The book’s conclusion offers an alternative conceptualization of minority citizenship that remained after partition. It proposes that citizenship in these independent states cannot be conceived in terms of rights linking the nation-state to the individual. From the perspective of the minority, citizenship is a negative relationship of non-deportability: rather than political status, citizenship is a bureaucratic construction that prevents the state from deporting citizens, thereby turning citizenship for minority populations into a regime of mobility. Although this book confines the implications of such an analysis to the former British Empire, I further outline a path towards a door we are yet to open: research querying how bureaucratic population management shapes citizenships for minorities in the contemporary modern state.
“How Hybrid Bureaucracy and Permit Regimes Made Citizenship” tracks the bureaucratic response to the violence of partition, war, and independence in each of the states, focusing on the mobility regimes established to prevent return in Israel and India, where the documents and evidentiary demands of the mobility regimes enabled claims to citizenship. Focusing on the adoption of the colonial bureaucratic toolkit of emergency by the governments of independent India and Israel to restrict the mobility of returning Muslim and Palestinian refugees, the chapter show how mobility restrictions became obstacles to claims to citizenship. Demonstrating how the transfer of bureaucratic practices governing mobility depended on the continuity of emergency laws, this chapter shows the divergent outcome in Cyprus, which relinquished emergency laws at independence.
Beginning with the transition from Mughal and Ottoman rule, this chapter focuses on the forms and schedules of the census as a site of negotiation and as a battleground infused by the axis of suspicion between administrators and communal leaderships, comparing bureaucratic negotiations and processes of separation in each of the colonies. It compares how hybrid bureaucracy deployed the census as a toolkit of government, in which categories of religion, language, and region gradually solidified into ethnonational identities.

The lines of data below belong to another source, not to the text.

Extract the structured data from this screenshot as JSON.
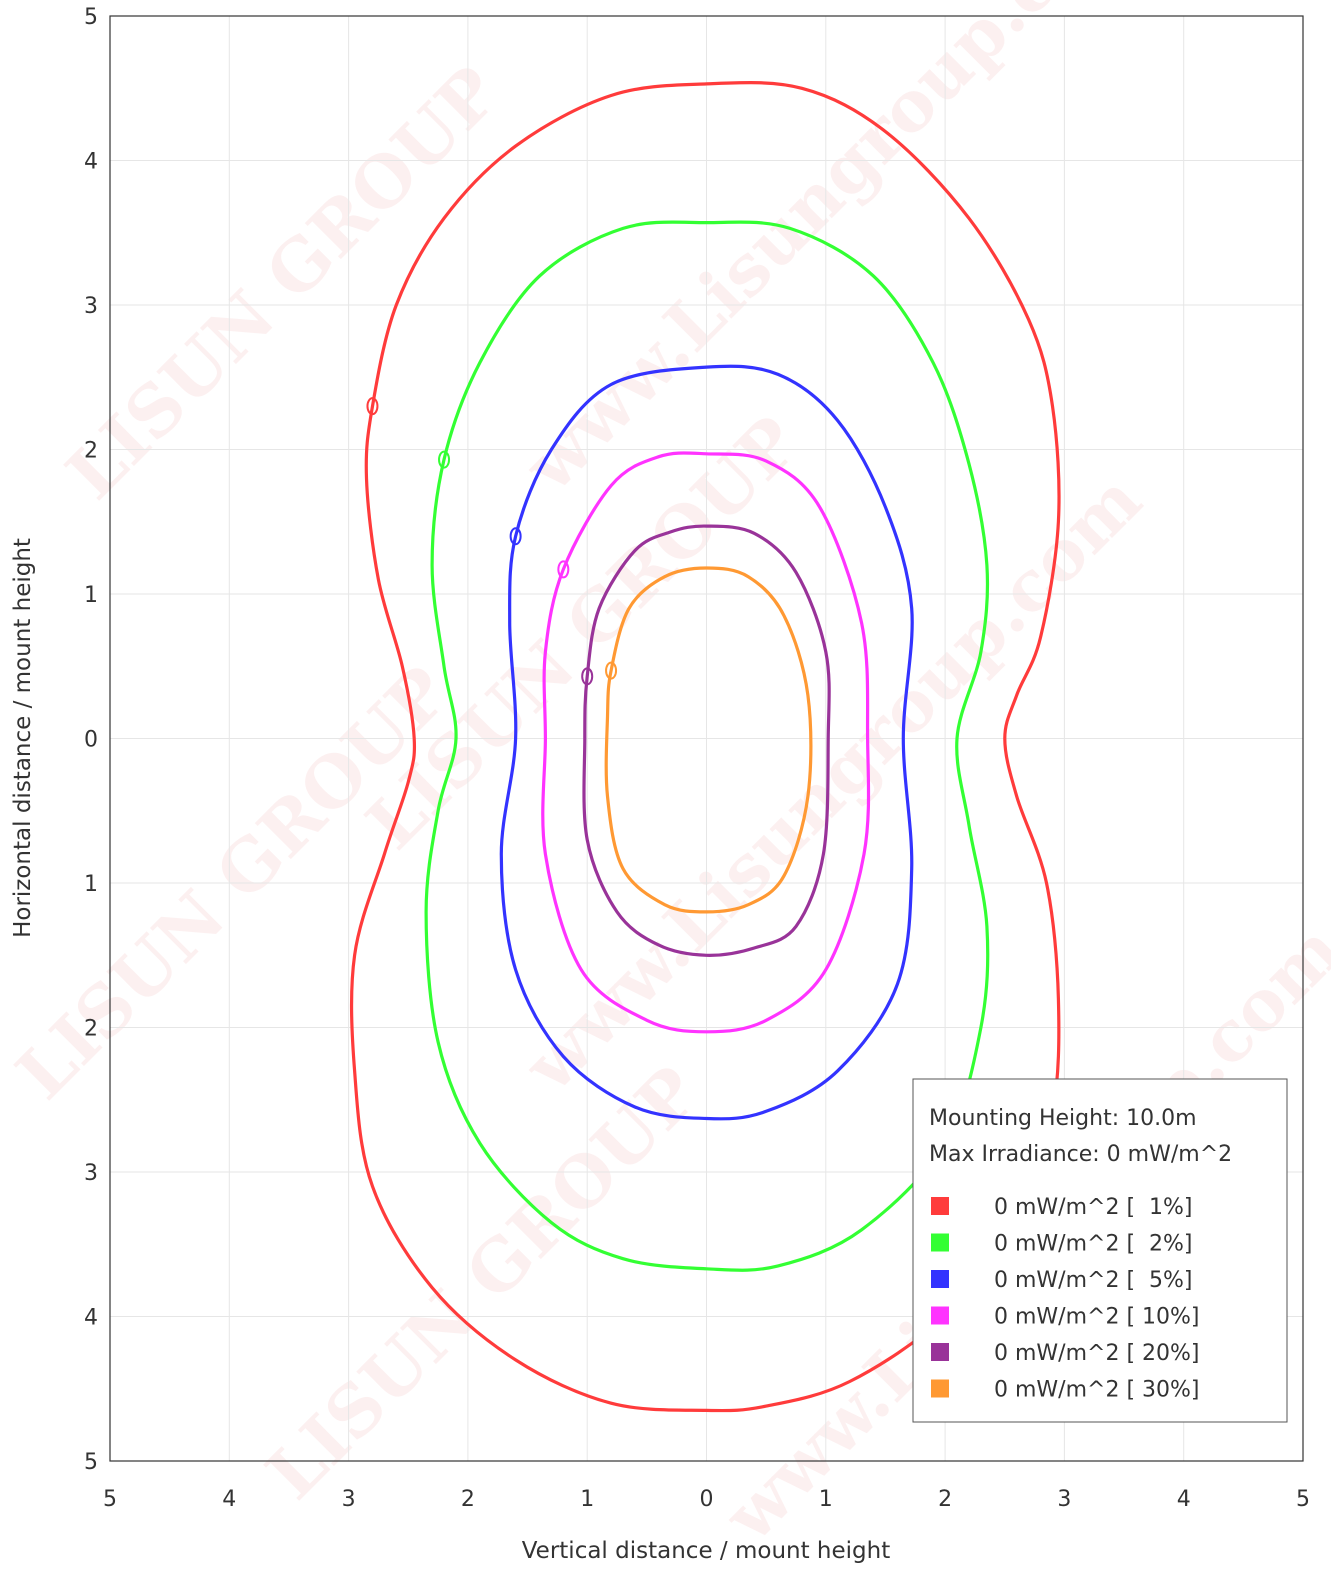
{
  "chart_data": {
    "type": "line",
    "title": "",
    "xlabel": "Vertical distance / mount height",
    "ylabel": "Horizontal distance / mount height",
    "xlim": [
      -5,
      5
    ],
    "ylim": [
      -5,
      5
    ],
    "x_tick_labels": [
      "5",
      "4",
      "3",
      "2",
      "1",
      "0",
      "1",
      "2",
      "3",
      "4",
      "5"
    ],
    "y_tick_labels": [
      "5",
      "4",
      "3",
      "2",
      "1",
      "0",
      "1",
      "2",
      "3",
      "4",
      "5"
    ],
    "grid": true,
    "legend_position": "bottom-right",
    "legend_header": [
      "Mounting Height: 10.0m",
      "Max Irradiance: 0 mW/m^2"
    ],
    "watermark": [
      "LISUN GROUP",
      "www.Lisungroup.com"
    ],
    "series": [
      {
        "name": "0 mW/m^2 [  1%]",
        "color": "#ff3b3b",
        "marker": {
          "x": -2.8,
          "y": 2.3
        },
        "points": [
          [
            0,
            4.53
          ],
          [
            0.8,
            4.5
          ],
          [
            1.5,
            4.2
          ],
          [
            2.2,
            3.6
          ],
          [
            2.7,
            2.9
          ],
          [
            2.9,
            2.3
          ],
          [
            2.95,
            1.5
          ],
          [
            2.8,
            0.7
          ],
          [
            2.6,
            0.3
          ],
          [
            2.5,
            0
          ],
          [
            2.6,
            -0.4
          ],
          [
            2.85,
            -1.0
          ],
          [
            2.95,
            -1.8
          ],
          [
            2.9,
            -2.6
          ],
          [
            2.6,
            -3.4
          ],
          [
            2.0,
            -4.0
          ],
          [
            1.2,
            -4.45
          ],
          [
            0.5,
            -4.62
          ],
          [
            0,
            -4.65
          ],
          [
            -0.8,
            -4.6
          ],
          [
            -1.6,
            -4.3
          ],
          [
            -2.3,
            -3.8
          ],
          [
            -2.8,
            -3.1
          ],
          [
            -2.95,
            -2.3
          ],
          [
            -2.95,
            -1.5
          ],
          [
            -2.7,
            -0.8
          ],
          [
            -2.5,
            -0.3
          ],
          [
            -2.45,
            0
          ],
          [
            -2.55,
            0.5
          ],
          [
            -2.75,
            1.1
          ],
          [
            -2.85,
            1.8
          ],
          [
            -2.8,
            2.3
          ],
          [
            -2.6,
            3.0
          ],
          [
            -2.2,
            3.6
          ],
          [
            -1.6,
            4.1
          ],
          [
            -0.8,
            4.45
          ],
          [
            0,
            4.53
          ]
        ]
      },
      {
        "name": "0 mW/m^2 [  2%]",
        "color": "#33ff33",
        "marker": {
          "x": -2.2,
          "y": 1.93
        },
        "points": [
          [
            0,
            3.57
          ],
          [
            0.7,
            3.53
          ],
          [
            1.4,
            3.2
          ],
          [
            1.9,
            2.6
          ],
          [
            2.2,
            1.9
          ],
          [
            2.35,
            1.2
          ],
          [
            2.3,
            0.6
          ],
          [
            2.1,
            0
          ],
          [
            2.2,
            -0.6
          ],
          [
            2.35,
            -1.3
          ],
          [
            2.3,
            -2.0
          ],
          [
            2.0,
            -2.8
          ],
          [
            1.3,
            -3.4
          ],
          [
            0.6,
            -3.65
          ],
          [
            0,
            -3.67
          ],
          [
            -0.7,
            -3.6
          ],
          [
            -1.3,
            -3.35
          ],
          [
            -1.9,
            -2.8
          ],
          [
            -2.25,
            -2.1
          ],
          [
            -2.35,
            -1.2
          ],
          [
            -2.25,
            -0.5
          ],
          [
            -2.1,
            0
          ],
          [
            -2.2,
            0.5
          ],
          [
            -2.3,
            1.2
          ],
          [
            -2.2,
            1.93
          ],
          [
            -1.9,
            2.6
          ],
          [
            -1.4,
            3.2
          ],
          [
            -0.7,
            3.53
          ],
          [
            0,
            3.57
          ]
        ]
      },
      {
        "name": "0 mW/m^2 [  5%]",
        "color": "#3333ff",
        "marker": {
          "x": -1.6,
          "y": 1.4
        },
        "points": [
          [
            0,
            2.57
          ],
          [
            0.6,
            2.52
          ],
          [
            1.1,
            2.2
          ],
          [
            1.5,
            1.6
          ],
          [
            1.72,
            0.9
          ],
          [
            1.65,
            0
          ],
          [
            1.72,
            -0.9
          ],
          [
            1.6,
            -1.7
          ],
          [
            1.1,
            -2.3
          ],
          [
            0.5,
            -2.58
          ],
          [
            0,
            -2.63
          ],
          [
            -0.6,
            -2.55
          ],
          [
            -1.2,
            -2.2
          ],
          [
            -1.6,
            -1.6
          ],
          [
            -1.72,
            -0.8
          ],
          [
            -1.6,
            0
          ],
          [
            -1.65,
            0.8
          ],
          [
            -1.6,
            1.4
          ],
          [
            -1.3,
            2.0
          ],
          [
            -0.8,
            2.45
          ],
          [
            0,
            2.57
          ]
        ]
      },
      {
        "name": "0 mW/m^2 [ 10%]",
        "color": "#ff33ff",
        "marker": {
          "x": -1.2,
          "y": 1.17
        },
        "points": [
          [
            0,
            1.97
          ],
          [
            0.5,
            1.92
          ],
          [
            0.95,
            1.6
          ],
          [
            1.3,
            0.8
          ],
          [
            1.35,
            0
          ],
          [
            1.32,
            -0.8
          ],
          [
            1.0,
            -1.6
          ],
          [
            0.5,
            -1.95
          ],
          [
            0,
            -2.03
          ],
          [
            -0.5,
            -1.95
          ],
          [
            -1.05,
            -1.6
          ],
          [
            -1.35,
            -0.8
          ],
          [
            -1.35,
            0
          ],
          [
            -1.35,
            0.6
          ],
          [
            -1.2,
            1.17
          ],
          [
            -0.8,
            1.75
          ],
          [
            -0.4,
            1.95
          ],
          [
            0,
            1.97
          ]
        ]
      },
      {
        "name": "0 mW/m^2 [ 20%]",
        "color": "#993399",
        "marker": {
          "x": -1.0,
          "y": 0.43
        },
        "points": [
          [
            0,
            1.47
          ],
          [
            0.4,
            1.42
          ],
          [
            0.75,
            1.15
          ],
          [
            1.0,
            0.6
          ],
          [
            1.02,
            0
          ],
          [
            0.98,
            -0.8
          ],
          [
            0.75,
            -1.3
          ],
          [
            0.4,
            -1.45
          ],
          [
            0,
            -1.5
          ],
          [
            -0.4,
            -1.43
          ],
          [
            -0.75,
            -1.2
          ],
          [
            -1.0,
            -0.7
          ],
          [
            -1.02,
            0
          ],
          [
            -1.0,
            0.43
          ],
          [
            -0.9,
            0.9
          ],
          [
            -0.6,
            1.3
          ],
          [
            -0.3,
            1.43
          ],
          [
            0,
            1.47
          ]
        ]
      },
      {
        "name": "0 mW/m^2 [ 30%]",
        "color": "#ff9933",
        "marker": {
          "x": -0.8,
          "y": 0.47
        },
        "points": [
          [
            0,
            1.18
          ],
          [
            0.35,
            1.12
          ],
          [
            0.65,
            0.85
          ],
          [
            0.85,
            0.3
          ],
          [
            0.85,
            -0.4
          ],
          [
            0.65,
            -0.95
          ],
          [
            0.35,
            -1.15
          ],
          [
            0,
            -1.2
          ],
          [
            -0.35,
            -1.15
          ],
          [
            -0.7,
            -0.9
          ],
          [
            -0.83,
            -0.4
          ],
          [
            -0.83,
            0.15
          ],
          [
            -0.8,
            0.47
          ],
          [
            -0.65,
            0.9
          ],
          [
            -0.35,
            1.12
          ],
          [
            0,
            1.18
          ]
        ]
      }
    ]
  }
}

Through attempts to standardize, homogenize, and separate, communities were constituted as essentially different to justify the selective pairing of administrative practice to population. Division into majorities and minorities turned the census forms into a site for negotiation between subjects and officials, as well as an arena for rivalry between communities. Suspicion or embrace of enumeration techniques depended on one’s proximity to the negotiation over resources, amidst fears of control.